東アフリカの国「ジブチ」に、中国の香港航天科技主導のロケット発射場が建設されることになった。中国にとっては低緯度の発射場を利用できるようになるメリットがある。ジブチにとってはインフラ整備をし、宇宙産業を成長させるメリットがあると北アフリカポストが報じた。
東アフリカに建設される中国のロケット発射場
東アフリカの国「ジブチ」のゲレ大統領は、ロケット発射場の建設計画で、中国の「香港航天科技」(https://www.hkatg.com/)と予備的な協力契約を締結した。
予定されるロケット発射場は、約10平方キロで、7つのロケット発射台、3つのロケット試験台、衛星およびロケット開発場などが整備される予定。また、中国から部材などを搬入するため、港湾インフラと高速道路の整備も行われる。
建設工事は、早ければ2027年に完了し、発射場は香港航天科技とジブチによる30年間の共同管理が行われ、期間満了後、ジブチに引き渡される。
絶好の立地の発射場を手にする中国
プロジェクトの投資額は10億ドルという巨額のものとなるが、中国にとっては、投資効果は大きい。
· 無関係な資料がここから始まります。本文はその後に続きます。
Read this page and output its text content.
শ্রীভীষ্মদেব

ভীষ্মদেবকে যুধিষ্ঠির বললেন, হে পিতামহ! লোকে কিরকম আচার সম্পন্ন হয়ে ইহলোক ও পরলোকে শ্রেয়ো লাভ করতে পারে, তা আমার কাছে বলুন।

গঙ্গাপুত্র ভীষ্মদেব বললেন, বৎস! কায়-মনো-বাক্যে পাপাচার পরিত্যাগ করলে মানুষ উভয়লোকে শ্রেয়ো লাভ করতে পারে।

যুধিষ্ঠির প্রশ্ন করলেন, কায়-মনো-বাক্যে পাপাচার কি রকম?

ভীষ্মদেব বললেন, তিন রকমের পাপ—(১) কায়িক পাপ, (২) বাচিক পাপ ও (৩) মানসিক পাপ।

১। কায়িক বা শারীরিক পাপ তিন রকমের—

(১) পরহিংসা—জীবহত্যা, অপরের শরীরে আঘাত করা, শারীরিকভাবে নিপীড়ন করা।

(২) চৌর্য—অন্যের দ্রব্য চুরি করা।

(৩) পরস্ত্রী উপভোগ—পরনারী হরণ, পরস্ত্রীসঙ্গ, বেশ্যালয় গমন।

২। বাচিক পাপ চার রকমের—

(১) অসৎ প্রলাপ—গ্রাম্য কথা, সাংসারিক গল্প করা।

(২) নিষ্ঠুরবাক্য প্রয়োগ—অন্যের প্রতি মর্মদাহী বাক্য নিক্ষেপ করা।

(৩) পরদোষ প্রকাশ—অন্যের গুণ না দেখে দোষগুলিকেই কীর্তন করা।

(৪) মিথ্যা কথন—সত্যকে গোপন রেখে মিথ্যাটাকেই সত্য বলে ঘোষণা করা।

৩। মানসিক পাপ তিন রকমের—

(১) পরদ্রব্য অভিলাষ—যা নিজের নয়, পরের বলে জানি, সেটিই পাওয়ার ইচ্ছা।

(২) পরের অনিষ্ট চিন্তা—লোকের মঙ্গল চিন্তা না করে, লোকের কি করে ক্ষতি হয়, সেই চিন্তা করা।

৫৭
ひとつは赤道近くの低緯度地域にロケット発射場を持てるということだ。ロケットは赤道近くから打ち上げると、地球の遠心力を利用することができるため、燃料を節約することができる。同じ燃料を使うのであれば、より重い荷物を運搬できるということで、衛星1基の打ち上げコストを下げることができる。
ジブチは北緯11度。中国はこれまで国内の海南島に文昌発射センターがあったが北緯19度であり、より優れた発射場をアフリカに持つことができる。
また、ロケットは地球の遠心力を利用するために東に向けて発射をするのが一般的だが、ジブチの東は紅海の出口となるアデン湾が広く開けている。
特に静止軌道に乗せる静止衛星の打ち上げには、低緯度にあるロケット発射場が必須になる。静止軌道は赤道上を地球の自転速度とシンクロして地球を周回する軌道で、高緯度から発射をした場合は軌道修正を行い、静止軌道に乗せなくてはならないため、燃料消費が多くなり、なおかつ技術的難易度もあがる。静止衛星は通信衛星、放送衛星の場合、必須となる。
ジブチはロケット発射場として優れた点をいくつも兼ね備えているのだ。
アフリカの宇宙産業は成長が期待されている
もうひとつは、アフリカの宇宙産業という成長市場の獲得に大いに有利になることだ。アフリカの宇宙産業は2021年で194.9億ドル規模になっている。アフリカ諸国はすでに54個の衛星を打ち上げている。これまでアフリカは、ロケット技術が遅れていたために、この54個の衛星はすべて他国の発射場から他国のロケットにより打ち上げられている。
これがアフリカにロケット発射場ができれば、アフリカの衛星はアフリカから打ち上げるということで、中国のロケットを利用してもらうことができるようになる。
ギアナではGDPの26%が宇宙関連産業
アフリカが打ち上げている衛星のほとんどは、テレビ衛星と通信衛星だ。ジブチのゲレ大統領は、ロケット発射場を建設することで、ジブチ国内の宇宙産業を刺激し、衛星部品製造の産業を興そうとしている。
1971年に、フランスは南米のフランス領ギアナにロケット発射場「ギアナ宇宙センター」を建設した。この関連産業は、ギアナのGDPの26%を占め、ギアナの経済成長に大きく寄与をした。ジブチもロケット発射場プロジェクトにより、経済成長をすることをねらっている。
中国にとっては、低緯度のロケット発射場を利用することができ、アフリカの衛星打ち上げビジネス市場を獲得できることになる。ジブチにとってはロケット発射場を核に、国内の宇宙産業を成長させ、経済成長の起爆剤にすることができる。いわばウィンウィンの関係になっている。